A week ago, when Eater reported that Bonanno Concepts  was releasing a cookbook for the iPad, that was only part of the story. Sure, the free, how-to-throw-a-party-for-eight mini Luca d'Italia  iCookbook will be available for download shortly. But that's just a preview of what's to come: A mighty, first-of-its-kind, interactive Luca cookbook (pictured) with more than 70 recipes, hours of video, and animated instruction. The $14.95 book will go live in late July and it will be distributed in 32 countries.
Frank and Jacqueline Bonanno have been working on a Luca book for years but when Chris McNeal (a manager at Osteria Marco  and founder of Stage Multimedia ) proposed they go digital, the project accelerated. Although this won't be the first interactive cookbook to arrive on the market (several big-name chefs have rereleased already existing titles), the Bonannos and McNeal believe theirs is the first to be devised this way from the get-go.

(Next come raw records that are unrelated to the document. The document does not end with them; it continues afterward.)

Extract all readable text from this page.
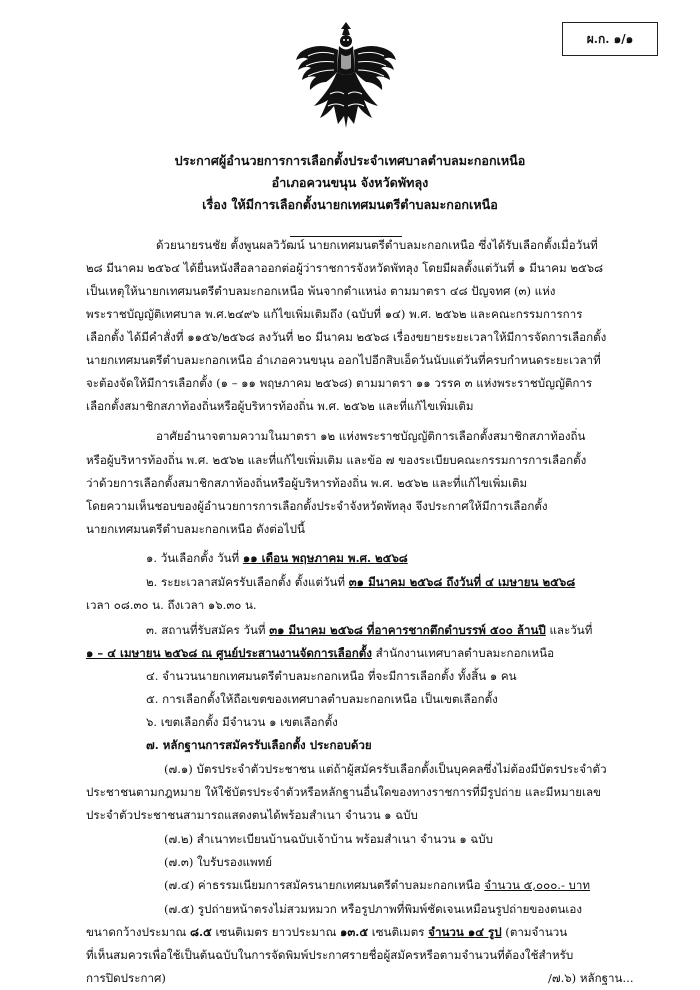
ผ.ก. ๑/๑
ประกาศผู้อำนวยการการเลือกตั้งประจำเทศบาลตำบลมะกอกเหนือ
อำเภอควนขนุน จังหวัดพัทลุง
เรื่อง ให้มีการเลือกตั้งนายกเทศมนตรีตำบลมะกอกเหนือ
ด้วยนายรนชัย ตั้งพูนผลวิวัฒน์ นายกเทศมนตรีตำบลมะกอกเหนือ ซึ่งได้รับเลือกตั้งเมื่อวันที่
๒๘ มีนาคม ๒๕๖๔ ได้ยื่นหนังสือลาออกต่อผู้ว่าราชการจังหวัดพัทลุง โดยมีผลตั้งแต่วันที่ ๑ มีนาคม ๒๕๖๘
เป็นเหตุให้นายกเทศมนตรีตำบลมะกอกเหนือ พ้นจากตำแหน่ง ตามมาตรา ๔๘ ปัญจทศ (๓) แห่ง
พระราชบัญญัติเทศบาล พ.ศ.๒๔๙๖ แก้ไขเพิ่มเติมถึง (ฉบับที่ ๑๔) พ.ศ. ๒๕๖๒ และคณะกรรมการการ
เลือกตั้ง ได้มีคำสั่งที่ ๑๑๕๖/๒๕๖๘ ลงวันที่ ๒๐ มีนาคม ๒๕๖๘ เรื่องขยายระยะเวลาให้มีการจัดการเลือกตั้ง
นายกเทศมนตรีตำบลมะกอกเหนือ อำเภอควนขนุน ออกไปอีกสิบเอ็ดวันนับแต่วันที่ครบกำหนดระยะเวลาที่
จะต้องจัดให้มีการเลือกตั้ง (๑ – ๑๑ พฤษภาคม ๒๕๖๘) ตามมาตรา ๑๑ วรรค ๓ แห่งพระราชบัญญัติการ
เลือกตั้งสมาชิกสภาท้องถิ่นหรือผู้บริหารท้องถิ่น พ.ศ. ๒๕๖๒ และที่แก้ไขเพิ่มเติม
อาศัยอำนาจตามความในมาตรา ๑๒ แห่งพระราชบัญญัติการเลือกตั้งสมาชิกสภาท้องถิ่น
หรือผู้บริหารท้องถิ่น พ.ศ. ๒๕๖๒ และที่แก้ไขเพิ่มเติม และข้อ ๗ ของระเบียบคณะกรรมการการเลือกตั้ง
ว่าด้วยการเลือกตั้งสมาชิกสภาท้องถิ่นหรือผู้บริหารท้องถิ่น พ.ศ. ๒๕๖๒ และที่แก้ไขเพิ่มเติม
โดยความเห็นชอบของผู้อำนวยการการเลือกตั้งประจำจังหวัดพัทลุง จึงประกาศให้มีการเลือกตั้ง
นายกเทศมนตรีตำบลมะกอกเหนือ ดังต่อไปนี้
๑. วันเลือกตั้ง วันที่ ๑๑ เดือน พฤษภาคม พ.ศ. ๒๕๖๘
๒. ระยะเวลาสมัครรับเลือกตั้ง ตั้งแต่วันที่ ๓๑ มีนาคม ๒๕๖๘ ถึงวันที่ ๔ เมษายน ๒๕๖๘
เวลา ๐๘.๓๐ น. ถึงเวลา ๑๖.๓๐ น.
๓. สถานที่รับสมัคร วันที่ ๓๑ มีนาคม ๒๕๖๘ ที่อาคารชากตึกดำบรรพ์ ๕๐๐ ล้านปี และวันที่
๑ – ๔ เมษายน ๒๕๖๘ ณ ศูนย์ประสานงานจัดการเลือกตั้ง สำนักงานเทศบาลตำบลมะกอกเหนือ
๔. จำนวนนายกเทศมนตรีตำบลมะกอกเหนือ ที่จะมีการเลือกตั้ง ทั้งสิ้น ๑ คน
๕. การเลือกตั้งให้ถือเขตของเทศบาลตำบลมะกอกเหนือ เป็นเขตเลือกตั้ง
๖. เขตเลือกตั้ง มีจำนวน ๑ เขตเลือกตั้ง
๗. หลักฐานการสมัครรับเลือกตั้ง ประกอบด้วย
(๗.๑) บัตรประจำตัวประชาชน แต่ถ้าผู้สมัครรับเลือกตั้งเป็นบุคคลซึ่งไม่ต้องมีบัตรประจำตัว
ประชาชนตามกฎหมาย ให้ใช้บัตรประจำตัวหรือหลักฐานอื่นใดของทางราชการที่มีรูปถ่าย และมีหมายเลข
ประจำตัวประชาชนสามารถแสดงตนได้พร้อมสำเนา จำนวน ๑ ฉบับ
(๗.๒) สำเนาทะเบียนบ้านฉบับเจ้าบ้าน พร้อมสำเนา จำนวน ๑ ฉบับ
(๗.๓) ใบรับรองแพทย์
(๗.๔) ค่าธรรมเนียมการสมัครนายกเทศมนตรีตำบลมะกอกเหนือ จำนวน ๕,๐๐๐.- บาท
(๗.๕) รูปถ่ายหน้าตรงไม่สวมหมวก หรือรูปภาพที่พิมพ์ชัดเจนเหมือนรูปถ่ายของตนเอง
ขนาดกว้างประมาณ ๘.๕ เซนติเมตร ยาวประมาณ ๑๓.๕ เซนติเมตร จำนวน ๑๔ รูป (ตามจำนวน
ที่เห็นสมควรเพื่อใช้เป็นต้นฉบับในการจัดพิมพ์ประกาศรายชื่อผู้สมัครหรือตามจำนวนที่ต้องใช้สำหรับ
การปิดประกาศ)	/๗.๖) หลักฐาน...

And the book (which I've had a chance to play with) is impressive. There's a pasta dough recipe that—through the course of three videos—will convince you that homemade tagliatelle or agnolotti is attainable. The lobster fra diavola is embedded with a knife skills demo and a recipe for basic marinara. There are slideshows and videos on making mozzarella, ricotta, and burrata. There's a recipe for panna cotta (quite possibly my favorite dessert ever), step-by-step cocktail instruction, and an interactive glossary.
The idea here, says McNeal, is that there's something for all levels of cooks. The videos make the recipes accessible for everyone but there are also seriously advanced dishes (cue rabbit three ways) for those with more skills. Most of all, both the preview and the full-blown cookbook underscore the inspiration behind Luca d'Italia: The importance of coming together and sharing a meal.
Wish List: Now, if only the Luca books would employ this  technology.